‘No one’s in charge’: Haiti faces violent new era after killing of president

Assassination of President Jovenel Moïse leaves impoverished Caribbean nation on brink of chaos
The assassination of Haiti’s president early on Wednesday marks the explosive climax of a spiralling political and security crisis – and threatens to open a violent new chapter in the Caribbean nation’s volatile history.
Jovenel Moïse was gunned down at his home in the capital, Port-au-Prince, with witnesses and government officials suggesting the attack was perpetrated by black-clad “mercenaries” posing as DEA agents. His wife, the first lady, Martine Moïse, was also reported to have been wounded in the attack.
“I’m just dumbfounded by the event,” said Robert Fatton, a Haitian politics professor from the University of Virginia. “I don’t understand how you just go inside the residence of the president, and you kill him – and then you leave. It’s all very strange. I’m not sure who is going to benefit from that …. We have no clue.”
“In modern times we haven’t had assassinations of presidents,” Fatton added. “We’ve had attempted coups and coups – but killing a president is different … It’s beyond anything we’ve seen in Haiti.”
Whoever was behind the raid, experts say Moïse’s killing bodes badly for the future of a profoundly impoverished nation already grappling with a battery of interlinked crises involving Covid-19, politics, the economy and organised crime.
“What we have now is complete uncertainty,” Fatton warned as the US president, Joe Biden, condemned what he called a “heinous act”.
Fatton said: “According to the Haitian constitution, the [interim] president should be the chief justice. But the chief justice died of Covid [last month] – so there is no one obviously in charge.”
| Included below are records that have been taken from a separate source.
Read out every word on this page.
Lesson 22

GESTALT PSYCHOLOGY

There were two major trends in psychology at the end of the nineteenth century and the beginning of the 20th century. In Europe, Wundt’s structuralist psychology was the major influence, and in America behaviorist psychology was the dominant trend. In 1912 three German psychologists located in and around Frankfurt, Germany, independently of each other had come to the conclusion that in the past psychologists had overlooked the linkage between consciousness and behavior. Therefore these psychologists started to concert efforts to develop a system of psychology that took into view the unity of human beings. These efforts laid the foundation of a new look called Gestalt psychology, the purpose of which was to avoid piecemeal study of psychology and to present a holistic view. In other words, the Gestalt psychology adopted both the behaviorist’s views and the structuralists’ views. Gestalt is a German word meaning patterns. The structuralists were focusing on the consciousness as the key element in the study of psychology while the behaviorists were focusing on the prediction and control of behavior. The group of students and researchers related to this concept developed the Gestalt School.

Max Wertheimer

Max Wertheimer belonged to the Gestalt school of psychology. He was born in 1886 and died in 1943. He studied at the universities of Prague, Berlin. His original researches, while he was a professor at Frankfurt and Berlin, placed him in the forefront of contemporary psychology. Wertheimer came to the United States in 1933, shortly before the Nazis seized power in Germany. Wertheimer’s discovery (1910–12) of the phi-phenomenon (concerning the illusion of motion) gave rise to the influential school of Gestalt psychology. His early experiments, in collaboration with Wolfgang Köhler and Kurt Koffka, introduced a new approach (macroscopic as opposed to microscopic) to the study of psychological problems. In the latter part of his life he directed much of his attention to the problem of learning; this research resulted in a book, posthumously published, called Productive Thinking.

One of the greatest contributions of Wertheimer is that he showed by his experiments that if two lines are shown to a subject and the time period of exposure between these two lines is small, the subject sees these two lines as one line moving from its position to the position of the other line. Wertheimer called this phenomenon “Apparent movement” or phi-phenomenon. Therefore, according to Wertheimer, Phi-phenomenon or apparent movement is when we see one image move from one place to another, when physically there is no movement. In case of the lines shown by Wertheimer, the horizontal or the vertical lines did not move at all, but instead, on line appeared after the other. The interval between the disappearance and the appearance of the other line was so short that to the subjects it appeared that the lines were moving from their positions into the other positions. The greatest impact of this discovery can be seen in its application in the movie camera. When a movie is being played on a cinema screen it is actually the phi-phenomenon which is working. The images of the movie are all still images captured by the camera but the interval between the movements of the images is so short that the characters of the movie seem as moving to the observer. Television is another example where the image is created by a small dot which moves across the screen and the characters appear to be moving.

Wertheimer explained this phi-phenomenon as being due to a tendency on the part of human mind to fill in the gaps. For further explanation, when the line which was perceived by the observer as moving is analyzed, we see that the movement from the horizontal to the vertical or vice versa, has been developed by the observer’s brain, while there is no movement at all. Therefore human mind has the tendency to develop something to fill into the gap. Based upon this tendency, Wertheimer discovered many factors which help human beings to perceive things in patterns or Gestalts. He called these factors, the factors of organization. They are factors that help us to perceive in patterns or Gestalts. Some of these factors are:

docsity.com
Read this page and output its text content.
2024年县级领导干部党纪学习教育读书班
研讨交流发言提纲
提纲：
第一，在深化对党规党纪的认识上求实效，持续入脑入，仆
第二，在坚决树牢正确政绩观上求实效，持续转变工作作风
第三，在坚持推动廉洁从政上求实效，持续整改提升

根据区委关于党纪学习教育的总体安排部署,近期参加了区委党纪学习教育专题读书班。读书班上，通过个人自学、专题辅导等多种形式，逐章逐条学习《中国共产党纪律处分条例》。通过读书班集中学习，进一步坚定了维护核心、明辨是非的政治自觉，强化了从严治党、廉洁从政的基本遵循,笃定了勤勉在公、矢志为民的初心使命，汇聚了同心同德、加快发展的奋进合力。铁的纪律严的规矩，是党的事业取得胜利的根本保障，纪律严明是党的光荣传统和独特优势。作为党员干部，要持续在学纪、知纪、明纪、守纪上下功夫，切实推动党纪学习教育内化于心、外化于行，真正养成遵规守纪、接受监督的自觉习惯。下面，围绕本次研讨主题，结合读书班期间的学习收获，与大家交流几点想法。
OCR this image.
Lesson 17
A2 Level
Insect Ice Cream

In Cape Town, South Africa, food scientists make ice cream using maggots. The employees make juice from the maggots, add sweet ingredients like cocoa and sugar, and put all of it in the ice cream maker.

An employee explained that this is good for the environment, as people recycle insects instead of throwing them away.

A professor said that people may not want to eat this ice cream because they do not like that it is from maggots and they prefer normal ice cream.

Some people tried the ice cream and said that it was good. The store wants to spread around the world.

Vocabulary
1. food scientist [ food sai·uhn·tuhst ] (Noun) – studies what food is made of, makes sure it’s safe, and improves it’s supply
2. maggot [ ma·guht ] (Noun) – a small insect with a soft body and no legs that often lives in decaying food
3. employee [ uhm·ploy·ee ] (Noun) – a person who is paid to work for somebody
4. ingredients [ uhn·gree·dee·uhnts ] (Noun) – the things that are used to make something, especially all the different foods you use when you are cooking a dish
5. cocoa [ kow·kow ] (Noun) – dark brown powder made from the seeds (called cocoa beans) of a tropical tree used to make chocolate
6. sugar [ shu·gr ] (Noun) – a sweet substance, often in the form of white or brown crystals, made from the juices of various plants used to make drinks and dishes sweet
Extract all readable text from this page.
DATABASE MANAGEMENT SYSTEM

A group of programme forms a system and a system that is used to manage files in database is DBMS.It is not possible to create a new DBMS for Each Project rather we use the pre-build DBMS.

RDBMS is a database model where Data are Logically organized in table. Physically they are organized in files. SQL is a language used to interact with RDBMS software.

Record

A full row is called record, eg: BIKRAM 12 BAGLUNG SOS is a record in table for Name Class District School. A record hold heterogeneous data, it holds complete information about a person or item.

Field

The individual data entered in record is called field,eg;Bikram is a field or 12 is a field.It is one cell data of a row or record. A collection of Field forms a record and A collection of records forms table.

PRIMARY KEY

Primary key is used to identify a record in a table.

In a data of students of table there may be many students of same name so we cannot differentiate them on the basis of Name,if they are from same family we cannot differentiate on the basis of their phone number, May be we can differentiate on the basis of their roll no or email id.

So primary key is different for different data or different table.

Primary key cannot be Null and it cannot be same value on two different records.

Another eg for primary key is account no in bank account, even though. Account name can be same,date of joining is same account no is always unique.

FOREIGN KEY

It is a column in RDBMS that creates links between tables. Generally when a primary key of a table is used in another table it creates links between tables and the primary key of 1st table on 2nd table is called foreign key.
The identity of Haiti’s prime minister was also unclear. Moïse had been due to install Ariel Henry as prime minister on Wednesday after dismissing his predecessor Claude Joseph. It was Joseph who in the event announced Moïse’s killing on Wednesday morning.
Fatton said: “We don’t have a parliament. We have a prime minister who is no longer prime minister. A chief justice who is dead. The police, which is falling apart. Gangs roaming the streets of Port-au-Prince. So there is no one really in charge … I think it’s going to lead to more chaos.”
Moïse, a banana exporting businessman with no political background, was elected in late 2016, using social media to depict himself as Haiti’s outsider “Nèg Bannann nan” (Banana Man). When he took office the following February some hoped the entrepreneur might bring a modicum of stability to the notoriously turbulent politics of one of the western hemisphere’s poorest nations – a deeply deprived country of 11 million inhabitants that is still recovering from the 2010 earthquake and subsequent cholera outbreak.

Instead, Haiti has fallen further into political and economic strife, with Moïse facing mounting public fury over corruption, incompetence, his alleged erosion of democracy, his failure to vaccinate the population against Covid, and a recent surge in often politically charged violence.
Moïse had been ruling by decree for more than a year and in February, as protests grew over what critics called his authoritarian bid to cling to power, he ordered 23 arrests, claiming he had foiled a plot to assassinate him and launch a coup. The last year has seen a surge in murders, kidnappings, and gang violence which some accused Moïse of encouraging.
“There is no place that is safe today in Haiti,” said Pierre Espérance, a prominent human rights activist whose group has counted 13 gang-related massacres in which 437 people were killed and 129 had disappeared since November 2018. “It is a very complicated situation,” Espérance said.
Fulton Armstrong, an American University Haiti specialist, said the soaring violence meant he was shocked, but not surprised by Moïse’s murder. “When you have these permissive escalations of violence, where innocent people get shot or killed or kidnapped, if there is no action, then one of these goons-for-hire that Haitian politicians use is going to take a shot,” said Armstrong, who was the CIA’s chief in Haiti during the 1990s. “These things have to have a denouement.”
Jake Johnston, a Haiti specialist from the Center for Economic and Policy Research thinktank, said he was also not entirely surprised by the “brazen” attack, which follows a spate of high-profile killings including those of a journalist and a human rights activist.
“This is a situation that has been building for some time,” Johnston said. “A huge part of this story is that when you have a situation where the police has failed to provide security to the population, anything becomes possible.”
Espérance said the palpable climate of fear and uncertainty in Port-au-Prince had intensified in the hours since the president’s assassination. “Everyone is staying home,” said the activist, who feared overseas actors might now seek to impose a political solution on Haiti, which has suffered repeated foreign interventions in the more than a century since a Haitian president was last assassinated – in July 1915. That killing, of the then president, Jean Vilbrun Guillaume Sam, triggered a US invasion and occupation that lasted until 1934.
Fatton said he could not rule out Haiti – which was subject to a controversial UN stabilisation mission between 2004 and 2017 – facing another such intervention if the security situation worsened after the president’s murder.
“All of it now is speculation. But what I think is pretty clear is that the situation is going to deteriorate very soon because you are going to have many claimants of power.”